Câmara barra requerimento de Pastorello sobre contrato de 11,5 milhões

Publicado em

Cáceres

Por Assessoria

Apenas PT e PL foram favoráveis ao requerimento que investiga o contrato de terceirização da Autarquia Águas do Pantanal.

Em mais uma ação de fiscalização, apenas Partido dos Trabalhadores (PT) e o Partido Liberal (PL) votaram juntos por um requerimento exigindo transparência em um contrato de R$ 11.417.544,00 firmado entre a Autarquia Águas do Pantanal e a COOPSERV’S, cujos documentos não estão no Portal da Transparência.

Partidos que habitam polos opostos do espectro político demonstraram compreender a premissa mais básica do mandato parlamentar: a fiscalização do dinheiro público. O vereador Cézare Pastorello (PT), autor do pedido, contou com os votos favoráveis de Jerônimo Gonçalves (PL), Elis Enfermeira (PL) e Pastor Júnior (PL). Do outro lado, a base governista atuou em bloco para blindar a caixa-preta da terceirização.

O Requerimento exigia as listas nominais dos prestadores de serviço, os recibos de pagamento e as justificativas técnicas para a criação de cargos com salários de mais de R$ 10 mil para funções subordinadas.

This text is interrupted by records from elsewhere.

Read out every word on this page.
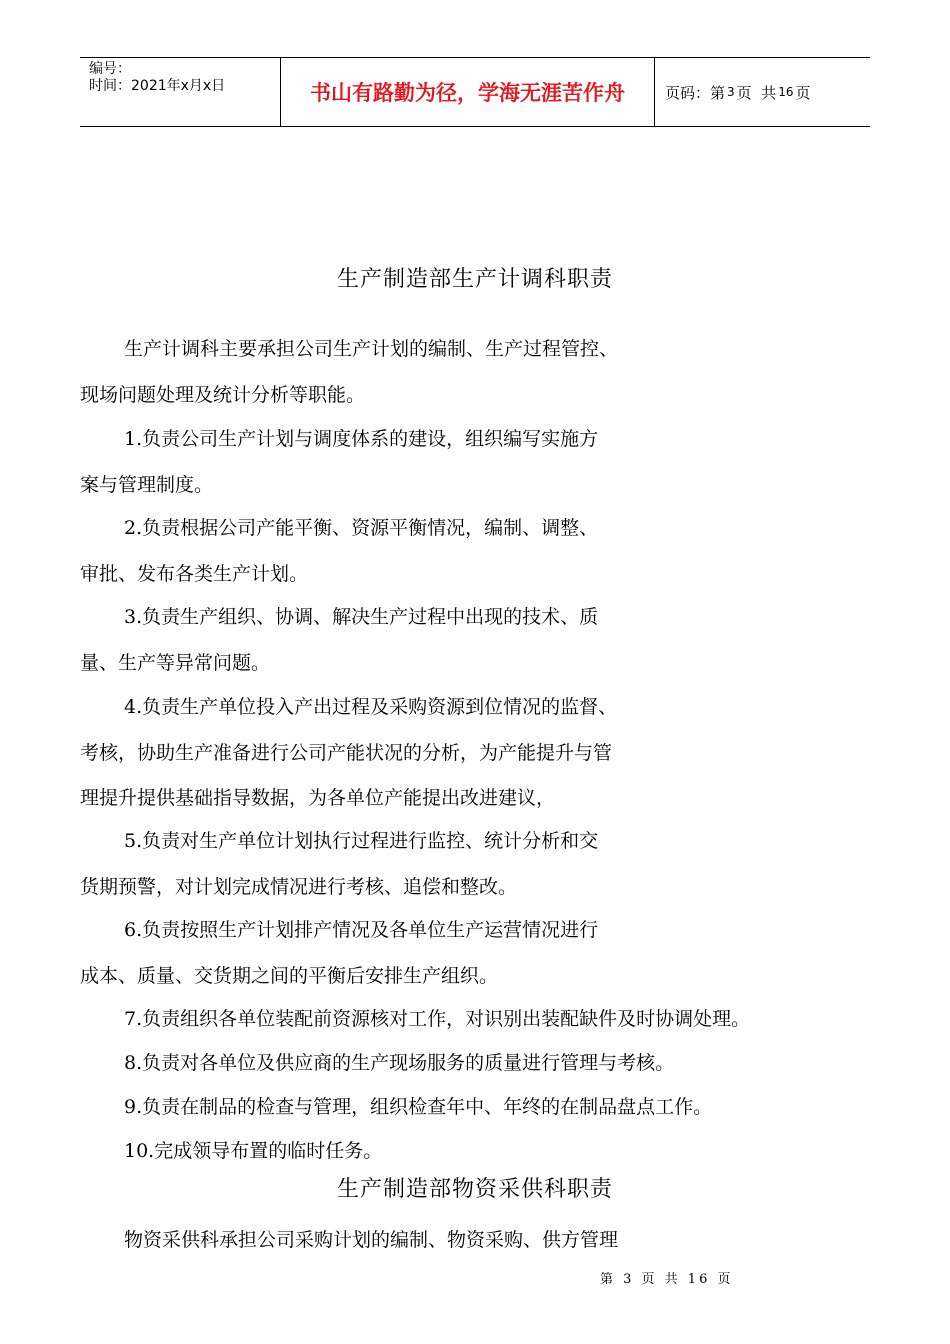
编号：
时间：2021年x月x日	书山有路勤为径，学海无涯苦作舟	页码：第 3 页  共 16 页
生产制造部生产计调科职责

生产计调科主要承担公司生产计划的编制、生产过程管控、
现场问题处理及统计分析等职能。

1.负责公司生产计划与调度体系的建设，组织编写实施方
案与管理制度。

2.负责根据公司产能平衡、资源平衡情况，编制、调整、
审批、发布各类生产计划。

3.负责生产组织、协调、解决生产过程中出现的技术、质
量、生产等异常问题。

4.负责生产单位投入产出过程及采购资源到位情况的监督、
考核，协助生产准备进行公司产能状况的分析，为产能提升与管
理提升提供基础指导数据，为各单位产能提出改进建议，

5.负责对生产单位计划执行过程进行监控、统计分析和交
货期预警，对计划完成情况进行考核、追偿和整改。

6.负责按照生产计划排产情况及各单位生产运营情况进行
成本、质量、交货期之间的平衡后安排生产组织。

7.负责组织各单位装配前资源核对工作，对识别出装配缺件及时协调处理。

8.负责对各单位及供应商的生产现场服务的质量进行管理与考核。

9.负责在制品的检查与管理，组织检查年中、年终的在制品盘点工作。

10.完成领导布置的临时任务。

生产制造部物资采供科职责

物资采供科承担公司采购计划的编制、物资采购、供方管理

第 3 页 共 16 页
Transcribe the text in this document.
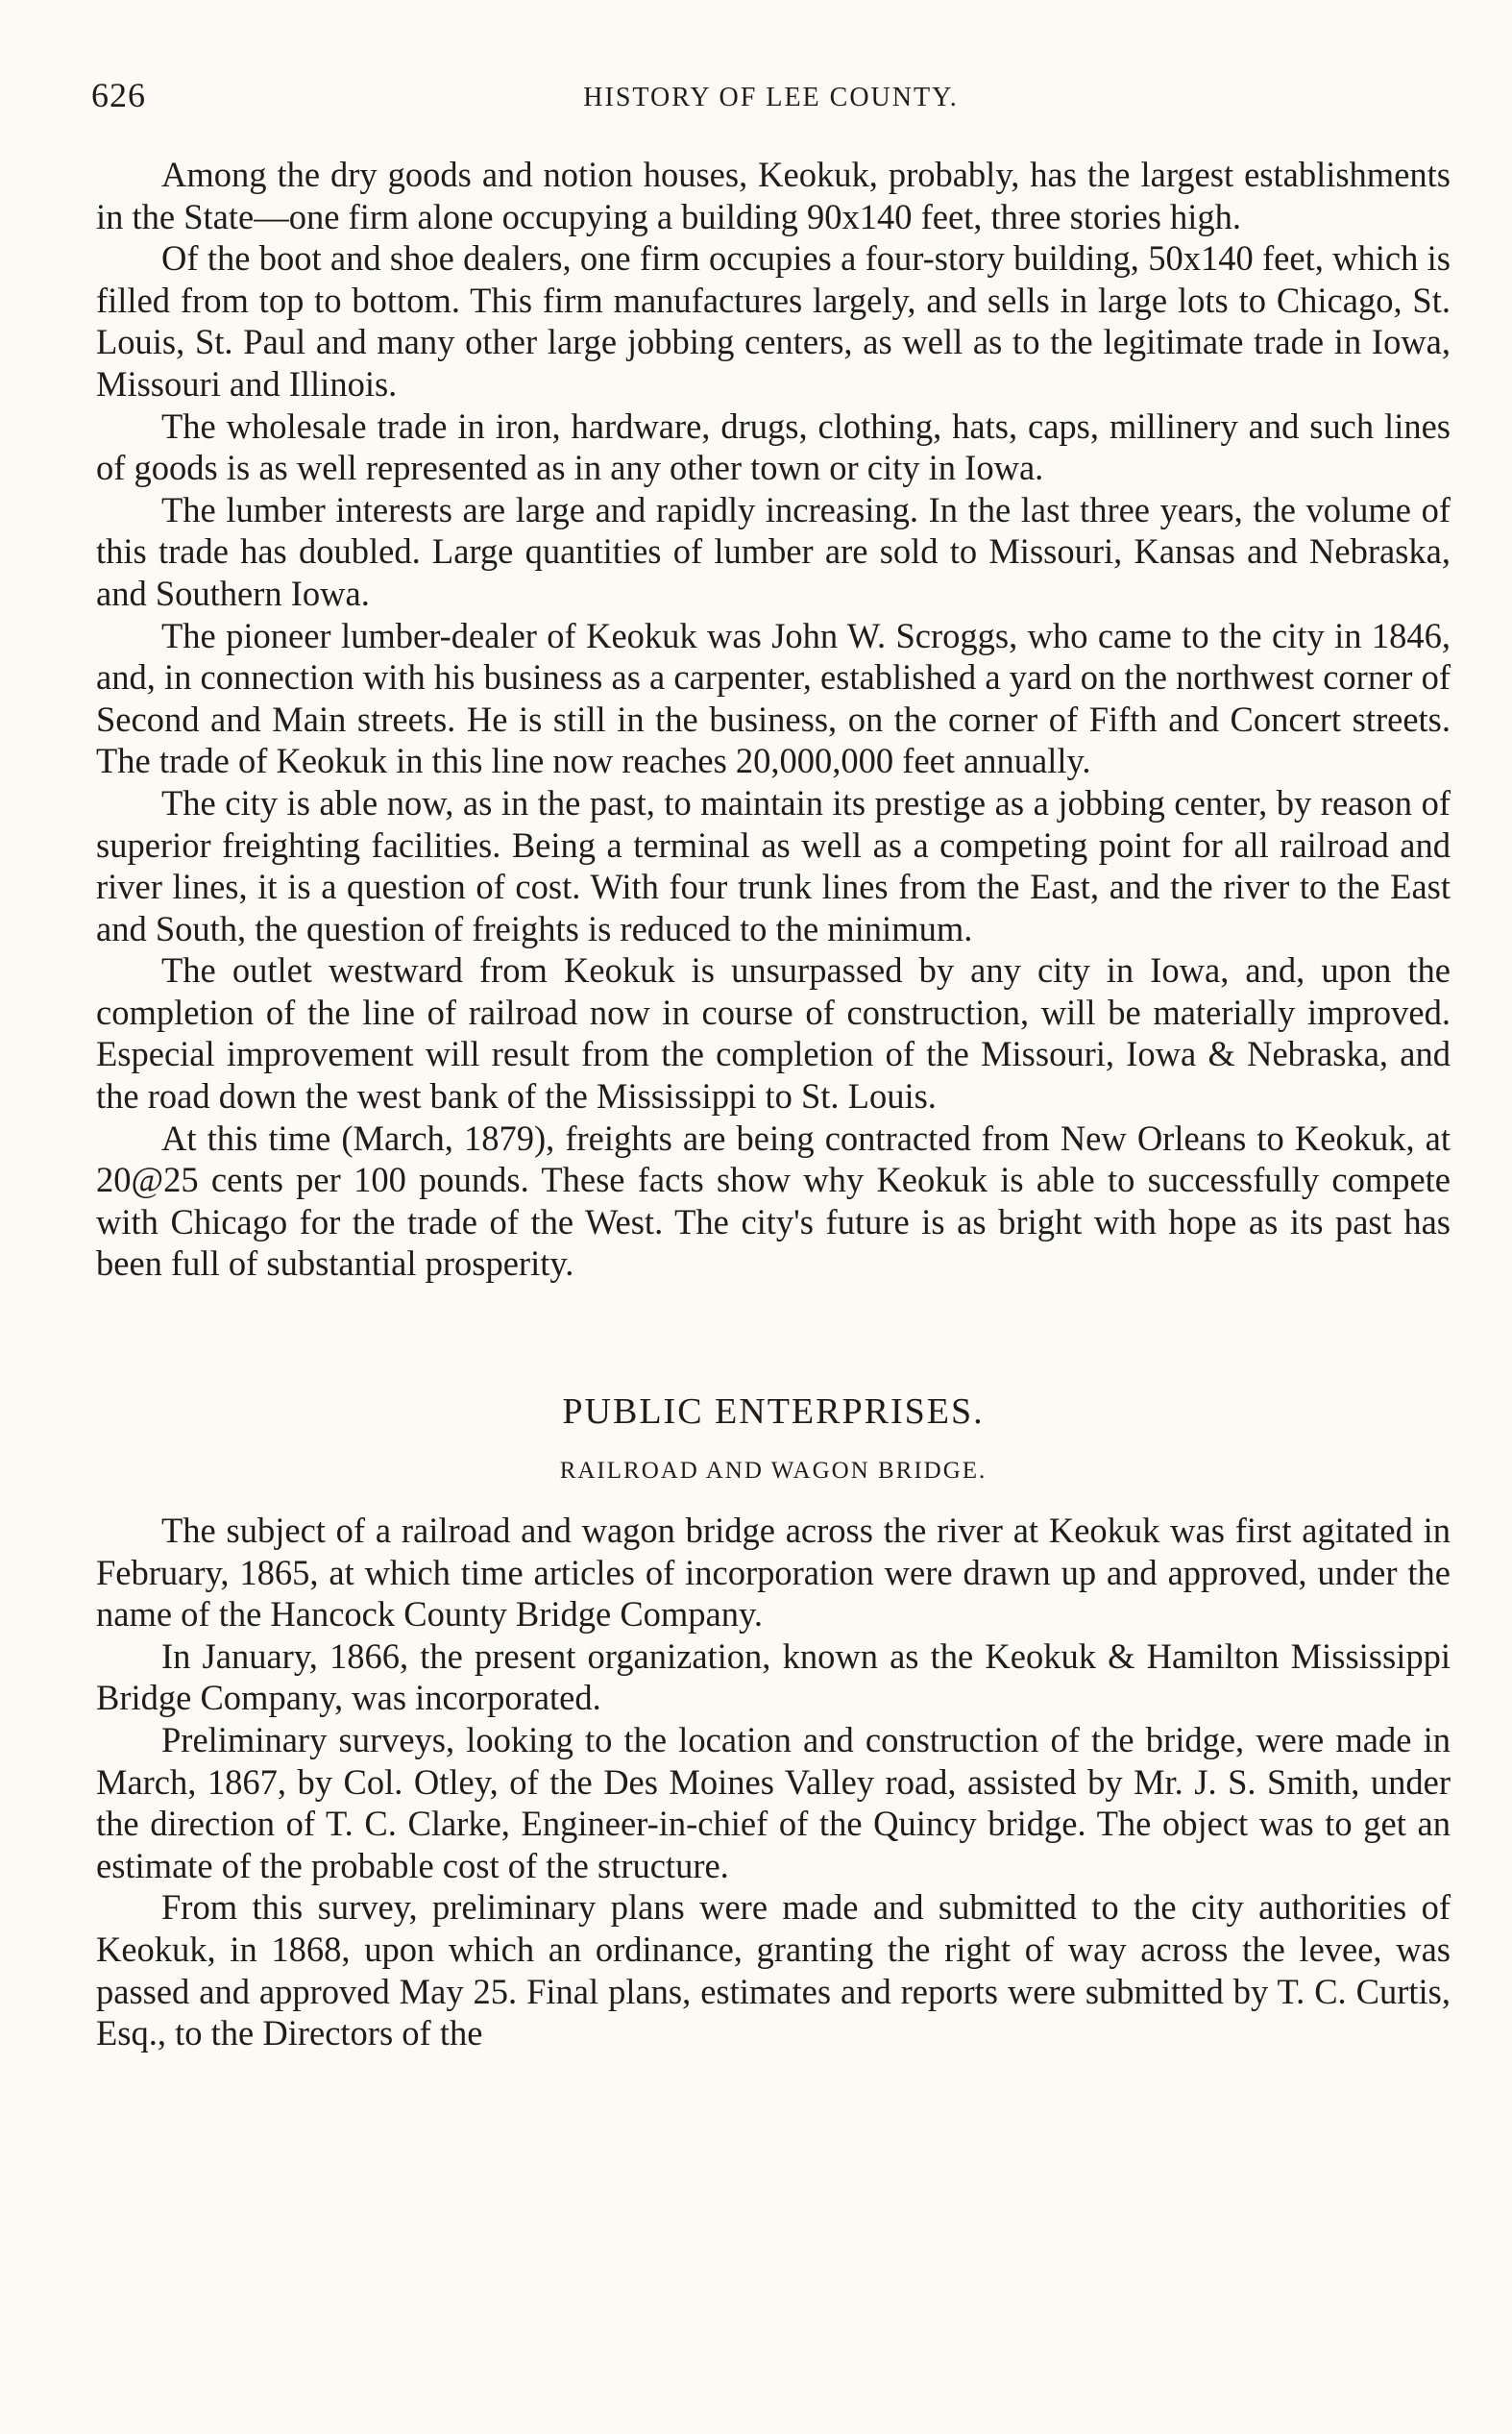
626	HISTORY OF LEE COUNTY.

Among the dry goods and notion houses, Keokuk, probably, has the largest establishments in the State—one firm alone occupying a building 90x140 feet, three stories high.

Of the boot and shoe dealers, one firm occupies a four-story building, 50x140 feet, which is filled from top to bottom. This firm manufactures largely, and sells in large lots to Chicago, St. Louis, St. Paul and many other large jobbing centers, as well as to the legitimate trade in Iowa, Missouri and Illinois.

The wholesale trade in iron, hardware, drugs, clothing, hats, caps, millinery and such lines of goods is as well represented as in any other town or city in Iowa.

The lumber interests are large and rapidly increasing. In the last three years, the volume of this trade has doubled. Large quantities of lumber are sold to Missouri, Kansas and Nebraska, and Southern Iowa.

The pioneer lumber-dealer of Keokuk was John W. Scroggs, who came to the city in 1846, and, in connection with his business as a carpenter, established a yard on the northwest corner of Second and Main streets. He is still in the business, on the corner of Fifth and Concert streets. The trade of Keokuk in this line now reaches 20,000,000 feet annually.

The city is able now, as in the past, to maintain its prestige as a jobbing center, by reason of superior freighting facilities. Being a terminal as well as a competing point for all railroad and river lines, it is a question of cost. With four trunk lines from the East, and the river to the East and South, the question of freights is reduced to the minimum.

The outlet westward from Keokuk is unsurpassed by any city in Iowa, and, upon the completion of the line of railroad now in course of construction, will be materially improved. Especial improvement will result from the completion of the Missouri, Iowa & Nebraska, and the road down the west bank of the Mississippi to St. Louis.

At this time (March, 1879), freights are being contracted from New Orleans to Keokuk, at 20@25 cents per 100 pounds. These facts show why Keokuk is able to successfully compete with Chicago for the trade of the West. The city's future is as bright with hope as its past has been full of substantial prosperity.

PUBLIC ENTERPRISES.
RAILROAD AND WAGON BRIDGE.

The subject of a railroad and wagon bridge across the river at Keokuk was first agitated in February, 1865, at which time articles of incorporation were drawn up and approved, under the name of the Hancock County Bridge Company.

In January, 1866, the present organization, known as the Keokuk & Hamilton Mississippi Bridge Company, was incorporated.

Preliminary surveys, looking to the location and construction of the bridge, were made in March, 1867, by Col. Otley, of the Des Moines Valley road, assisted by Mr. J. S. Smith, under the direction of T. C. Clarke, Engineer-in-chief of the Quincy bridge. The object was to get an estimate of the probable cost of the structure.

From this survey, preliminary plans were made and submitted to the city authorities of Keokuk, in 1868, upon which an ordinance, granting the right of way across the levee, was passed and approved May 25. Final plans, estimates and reports were submitted by T. C. Curtis, Esq., to the Directors of the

O ponto mais sensível do documento, e o que causou o maior incômodo no plenário, era a apuração de denúncias graves de desvio de finalidade. Há indícios de que o contrato milionário da cooperativa se transformou em um verdadeiro cabide de empregos. A suspeita que paira sobre a Autarquia é de que o esquema serve para acomodar fantasmas e indicações políticas diretas de alguns vereadores, utilizando o dinheiro do contribuinte cacerense para pagar cabos eleitorais disfarçados de terceirizados e garantir as votações favoráveis na Câmara.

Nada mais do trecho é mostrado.